"There are reparations that are not economic, which have to do with recognition," Defence Minister Maria Dolores de Cospedal told radio Cadena Cope a day after she met family members of the victims.
Sixty-two Spanish soldiers and 13 Ukrainian and Belarusian crew were killed on May 26, 2003 when a Russian-built Yak-42 bringing them back from Afghanistan crashed in a mountainous area of northeast Turkey.
The defence ministry had chartered the plane from a Ukrainian firm despite warnings from military authorities that it was in poor shape.
Three Spanish military officers received jail terms in 2009 for having misidentified the bodies.
The crash and subsequent misidentification scandal hurt the popularity of the then conservative government of Prime Minister Jose Maria Aznar.
The top advisory body to the government ruled in an October report that the ministry had an "administrative" responsibility in the affair.
Cospedal said the defence ministry accepted the report's conclusion that "there is a relationship between the work of the defence ministry and the tragedy."

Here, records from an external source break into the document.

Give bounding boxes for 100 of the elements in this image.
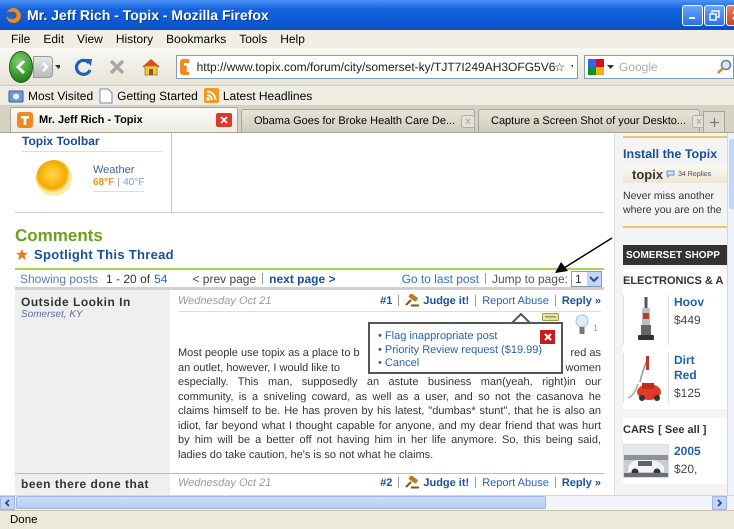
comments-heading: Comments: [15, 226, 104, 246]
bookmark-link[interactable]: Getting Started: [117, 88, 198, 102]
author-name[interactable]: Outside Lookin In: [21, 295, 164, 309]
caret-icon[interactable]: [607, 64, 614, 68]
close-button[interactable]: [540, 330, 555, 344]
menu-item[interactable]: History: [110, 31, 160, 47]
judge-link[interactable]: Judge it!: [423, 476, 470, 488]
post-date: Wednesday Oct 21: [178, 476, 272, 488]
star-icon: [15, 248, 29, 261]
category-heading: CARS: [623, 424, 654, 436]
browser-tab[interactable]: Mr. Jeff Rich - Topix: [10, 107, 238, 132]
new-tab-button[interactable]: [703, 111, 725, 132]
total-posts-link[interactable]: 54: [154, 272, 168, 286]
chat-icon: [666, 170, 676, 178]
product-link[interactable]: 2005: [674, 444, 701, 459]
section-heading[interactable]: Topix Toolbar: [22, 133, 163, 152]
browser-tab[interactable]: Obama Goes for Broke Health Care De...: [241, 109, 475, 132]
reload-button[interactable]: [74, 56, 94, 76]
product-link[interactable]: Hoov: [674, 295, 704, 310]
search-field[interactable]: Google: [584, 54, 734, 78]
restore-icon[interactable]: [709, 10, 720, 20]
post-text: women: [566, 360, 601, 375]
menu-item[interactable]: Bookmarks: [160, 31, 232, 47]
scrollbar-thumb[interactable]: [16, 496, 546, 509]
close-tab-icon[interactable]: [216, 113, 232, 127]
install-heading[interactable]: Install the Topix: [623, 147, 727, 161]
page-select[interactable]: 1: [571, 270, 602, 286]
gavel-icon[interactable]: [405, 294, 420, 307]
scroll-right-button[interactable]: [712, 496, 727, 510]
next-page-link[interactable]: next page >: [269, 272, 336, 286]
bookmark-link[interactable]: Latest Headlines: [222, 88, 312, 102]
maximize-button[interactable]: [704, 4, 725, 26]
close-icon[interactable]: [544, 333, 552, 341]
post-text: by him will be a better off not having him in her life anymore. So, this being said,: [178, 433, 601, 448]
post-text: idiot, far beyond what I thought capable for anyone, and my dear friend that was hurt: [178, 418, 601, 433]
last-post-link[interactable]: Go to last post: [402, 272, 479, 286]
category-heading: ELECTRONICS & A: [623, 275, 724, 287]
see-all-link[interactable]: [ See all ]: [658, 424, 706, 436]
post-text: Most people use topix as a place to b: [178, 346, 360, 360]
author-location: Somerset, KY: [21, 309, 84, 320]
report-menu-item[interactable]: • Flag inappropriate post: [378, 330, 498, 344]
browser-tab[interactable]: Capture a Screen Shot of your Deskto...: [478, 109, 700, 132]
weather-label: Weather: [93, 164, 136, 176]
window-title: Mr. Jeff Rich - Topix - Mozilla Firefox: [27, 7, 270, 23]
menu-item[interactable]: Help: [274, 31, 311, 47]
bookmark-link[interactable]: Most Visited: [28, 88, 94, 102]
post-text: red as: [570, 346, 601, 360]
posts-label: Showing posts: [19, 272, 98, 286]
lightbulb-icon[interactable]: [574, 313, 589, 337]
note-icon[interactable]: [542, 313, 559, 321]
feed-icon: [204, 88, 219, 103]
post-text: an outlet, however, I would like to: [178, 360, 340, 375]
product-price: $449: [674, 313, 702, 327]
promo-text: Never miss another: [623, 190, 716, 204]
gavel-icon[interactable]: [405, 476, 420, 489]
reply-link[interactable]: Reply »: [562, 476, 601, 488]
prev-page-link[interactable]: < prev page: [192, 272, 256, 286]
menu-item[interactable]: View: [71, 31, 109, 47]
search-icon[interactable]: [716, 58, 732, 74]
product-thumbnail[interactable]: [623, 444, 669, 478]
post-date: Wednesday Oct 21: [178, 294, 272, 306]
scroll-left-button[interactable]: [0, 496, 15, 510]
menu-item[interactable]: File: [5, 31, 36, 47]
posts-range: 1 - 20 of: [106, 272, 150, 286]
product-link[interactable]: Dirt: [674, 353, 701, 368]
like-count: 1: [592, 323, 598, 333]
site-icon: [17, 112, 33, 128]
caret-icon[interactable]: [54, 64, 60, 68]
vertical-scrollbar[interactable]: [727, 133, 734, 495]
report-abuse-link[interactable]: Report Abuse: [482, 294, 549, 306]
judge-link[interactable]: Judge it!: [423, 294, 470, 306]
jump-label: Jump to page:: [492, 272, 568, 286]
home-button[interactable]: [140, 56, 162, 76]
post-number-link[interactable]: #2: [380, 476, 392, 488]
product-link[interactable]: Red: [674, 368, 701, 383]
report-menu-item[interactable]: • Priority Review request ($19.99): [378, 344, 542, 357]
product-price: $20,: [674, 462, 698, 476]
back-button[interactable]: [9, 50, 34, 82]
menu-item[interactable]: Tools: [233, 31, 274, 47]
report-abuse-link[interactable]: Report Abuse: [482, 476, 549, 488]
page-icon: [99, 88, 114, 104]
folder-icon: [8, 88, 24, 103]
plus-icon[interactable]: [710, 118, 718, 126]
shopping-heading: SOMERSET SHOPP: [623, 245, 727, 265]
address-field[interactable]: http://www.topix.com/forum/city/somerset-ky/TJT7I249AH3OFG5V6: [176, 54, 578, 78]
status-text: Done: [10, 514, 38, 526]
site-icon: [179, 58, 189, 76]
post-number-link[interactable]: #1: [380, 294, 392, 306]
minimize-button[interactable]: [682, 4, 703, 26]
search-engine-icon[interactable]: [588, 58, 604, 74]
low-temperature: 40°F: [123, 177, 144, 188]
menu-item[interactable]: Edit: [37, 31, 70, 47]
sun-icon: [35, 159, 73, 197]
post-text: claims himself to be. He has proven by his latest, "dumbas* stunt", that he is also an: [178, 404, 601, 418]
report-menu-item[interactable]: • Cancel: [378, 357, 420, 370]
high-temperature: 68°F: [93, 177, 114, 188]
spotlight-link[interactable]: Spotlight This Thread: [34, 247, 174, 262]
toolbar-logo: topix: [632, 166, 664, 182]
reply-link[interactable]: Reply »: [562, 294, 601, 306]
post-text: ladies do take caution, he's is so not what he claims.: [178, 448, 434, 460]
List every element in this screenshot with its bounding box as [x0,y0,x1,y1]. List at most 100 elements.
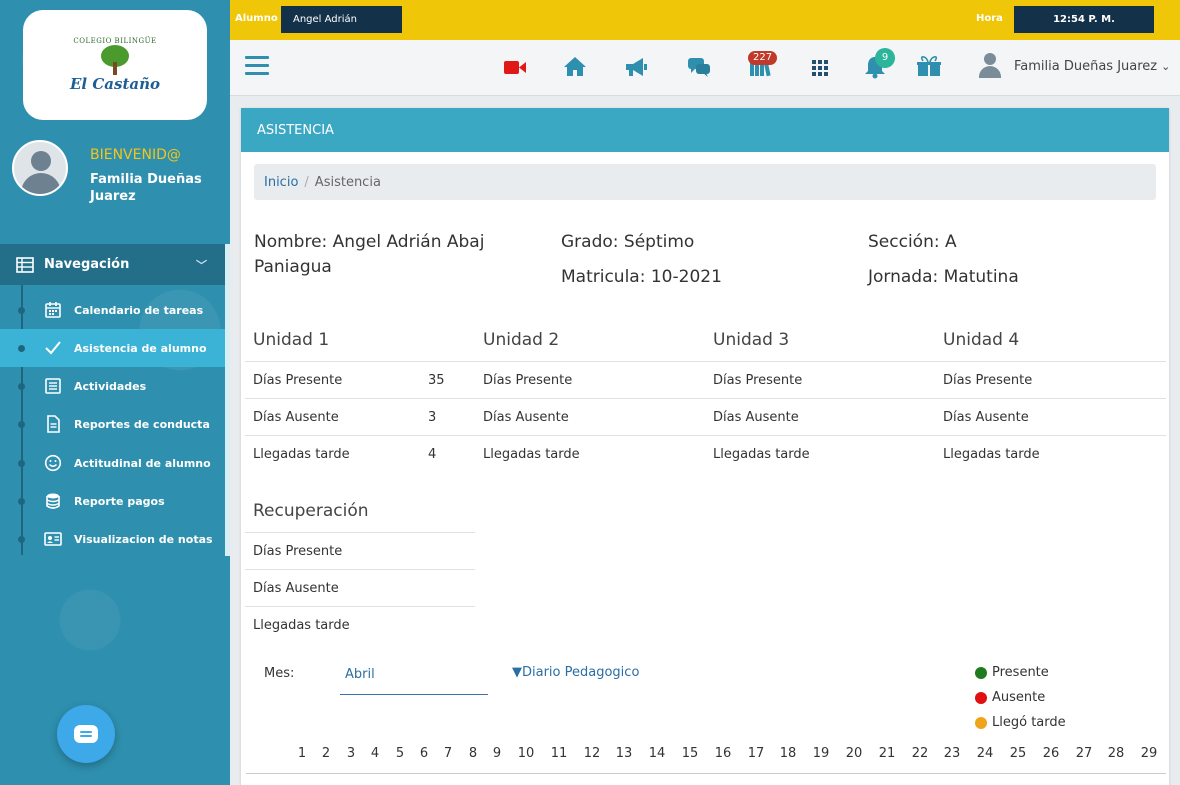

Cospedal said the defence ministry also agreed to search for all documents related to the hiring of the Yak-42 plane that crashed.
"We will do everything possible to find all the documents...Related to the contracts," she said.
Spain's ruling conservative Popular Party, in power at the time of the accident, had up until now never accepted any responsibility.
"For the first time it was recognised that the Yak-42 never should have taken off," said a spokeswoman for an association of victims' families, Curra Ripolles.
The government has said he will replaced in the coming weeks because his term is coming to an end, not because of the air tragedy.